Insulin resistance is a major culprit with both heart disease and diabetes.

Karen Barefoot

Q. I've heard about a connection between diabetes and heart disease, but I don't understand how that works. Diabetes is about blood sugar, while heart disease is about high blood pressure and cholesterol, right?

A. Diabetes is more than just blood glucose control, and heart disease is more than just blood pressure and cholesterol control. What both diseases have in common is insulin resistance.

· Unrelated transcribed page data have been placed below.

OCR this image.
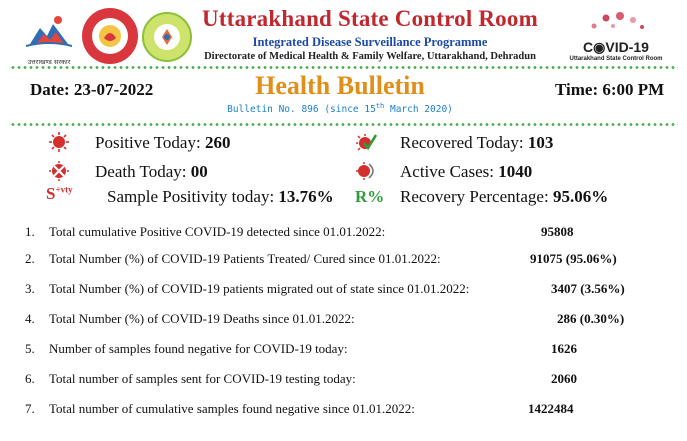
उत्तराखण्ड सरकार
Uttarakhand State Control Room
Integrated Disease Surveillance Programme
Directorate of Medical Health & Family Welfare, Uttarakhand, Dehradun
C◉VID-19
Uttarakhand State Control Room
Date: 23-07-2022	Health Bulletin
Bulletin No. 896 (since 15th March 2020)
Time: 6:00 PM
Positive Today: 260	Recovered Today: 103
Death Today: 00	Active Cases: 1040
$S^{+vty}$ Sample Positivity today: 13.76% R% Recovery Percentage: 95.06%
1. Total cumulative Positive COVID-19 detected since 01.01.2022:	95808
2. Total Number (%) of COVID-19 Patients Treated/ Cured since 01.01.2022:	91075 (95.06%)
3. Total Number (%) of COVID-19 patients migrated out of state since 01.01.2022:	3407 (3.56%)
4. Total Number (%) of COVID-19 Deaths since 01.01.2022:	286 (0.30%)
5. Number of samples found negative for COVID-19 today:	1626
6. Total number of samples sent for COVID-19 testing today:	2060
7. Total number of cumulative samples found negative since 01.01.2022:	1422484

Insulin resistance increases the chances of developing type 2 diabetes and heart disease. With insulin resistance, the cells resist insulin's commands. Glucose cannot enter into the cells, and blood glucose levels increase. With insulin resistance, blood fat levels such as triglycerides are often high, the good fat level -- HDL cholesterol -- is low, and blood pressure is above desired levels.

Unfortunately, there is no easy test to diagnose insulin resistance, and people with insulin resistance usually have no symptoms; it usually starts before type 2 diabetes and heart disease are diagnosed. Insulin resistance is improved by cutting calories, being physically active, and losing weight if you need to.

The bottom line is to talk to your health care team about ways you can control your blood glucose, blood fats, and blood pressure. Achieving goals for each involves meal planning, physical activity, and medications.